CHICAGO—Industrial Outdoor Ventures is the first national real estate investor focused exclusively on outdoor storage facilities, and it has gotten a stamp of approval from a syndicate of banks led by CIBC. The Chicago-based group has entered into a $65 million secured revolving credit agreement with the syndicate and expects over the next six months to expand its existing holdings to $100 million plus in assets.
“It demonstrates that this product type is financeable,” principal and chief executive officer Tom Barbera tells GlobeSt.com. “There is not a huge number of investors acquiring and aggregating this type of property,” and although that gives IOV some advantages, it also means “there are not a lot of comps to point to.”
Barbera and a few other real estate veterans like JD Salazar and Joe Voet launched IOV in January 2017 to acquire these mission critical facilities that store, maintain and dispatch equipment and/or bulk material. They are primarily used by the transportation, construction, construction material and utility industries. The firm has completed nine deals so far. Five were stabilized properties, and the other four were vacant.
“We have received tremendous support from the brokerage and user communities,” Barbera adds. “As we continue to acquire within this niche product type, more users are realizing the unique value proposition IOV offers.”

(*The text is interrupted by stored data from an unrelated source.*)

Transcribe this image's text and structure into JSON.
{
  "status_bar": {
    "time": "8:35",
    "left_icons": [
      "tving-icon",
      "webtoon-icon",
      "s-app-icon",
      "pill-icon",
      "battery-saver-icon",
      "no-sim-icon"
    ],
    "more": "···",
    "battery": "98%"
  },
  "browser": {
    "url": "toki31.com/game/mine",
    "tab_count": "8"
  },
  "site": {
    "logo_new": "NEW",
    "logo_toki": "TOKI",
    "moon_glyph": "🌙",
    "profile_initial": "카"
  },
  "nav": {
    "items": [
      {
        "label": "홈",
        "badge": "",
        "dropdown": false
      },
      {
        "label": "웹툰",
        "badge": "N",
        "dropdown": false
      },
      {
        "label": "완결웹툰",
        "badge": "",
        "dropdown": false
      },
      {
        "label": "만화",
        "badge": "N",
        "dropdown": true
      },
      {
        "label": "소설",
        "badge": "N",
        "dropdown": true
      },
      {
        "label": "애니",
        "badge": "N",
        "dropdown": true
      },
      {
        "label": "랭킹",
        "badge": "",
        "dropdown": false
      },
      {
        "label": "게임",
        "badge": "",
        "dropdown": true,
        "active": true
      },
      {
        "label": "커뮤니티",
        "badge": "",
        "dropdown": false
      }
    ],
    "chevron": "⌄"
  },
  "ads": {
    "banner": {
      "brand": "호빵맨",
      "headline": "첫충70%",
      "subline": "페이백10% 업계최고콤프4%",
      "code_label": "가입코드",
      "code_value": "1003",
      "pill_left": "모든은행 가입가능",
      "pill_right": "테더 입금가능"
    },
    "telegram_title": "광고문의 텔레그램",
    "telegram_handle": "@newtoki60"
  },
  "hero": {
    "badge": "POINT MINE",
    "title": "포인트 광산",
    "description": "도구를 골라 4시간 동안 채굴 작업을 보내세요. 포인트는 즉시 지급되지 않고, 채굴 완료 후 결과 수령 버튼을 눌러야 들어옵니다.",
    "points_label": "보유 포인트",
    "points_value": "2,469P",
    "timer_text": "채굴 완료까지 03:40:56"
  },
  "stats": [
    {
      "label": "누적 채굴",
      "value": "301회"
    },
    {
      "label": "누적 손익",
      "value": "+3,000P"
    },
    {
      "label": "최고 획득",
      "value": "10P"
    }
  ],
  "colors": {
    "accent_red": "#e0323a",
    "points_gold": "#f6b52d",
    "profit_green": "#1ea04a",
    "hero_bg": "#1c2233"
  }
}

The product type rests on a very strong foundation. The overall vacancy rate for US industrial properties is around 5% to 5.5%, Barbera says, but for industrial service facilities, the rate stands at less than 3.0% in major markets. Furthermore, in most areas there are high barriers to entry due to zoning issues and very little new development in the pipeline. “When we find facilities in key infill locations they tend to lease quickly.”
Most recently, IOV acquired two properties in Denver – a 50,542-square-foot vacant trailer shop on 10.5 acres and an outdoor storage lot on 13 acres. It also signed RE Logistics to a full facility lease for a freight terminal in Atlanta – one of the largest in the city and a property IOV bought last fall.
The company’s five-year plan is to amass more than $500 million in ISF properties in major markets throughout the US.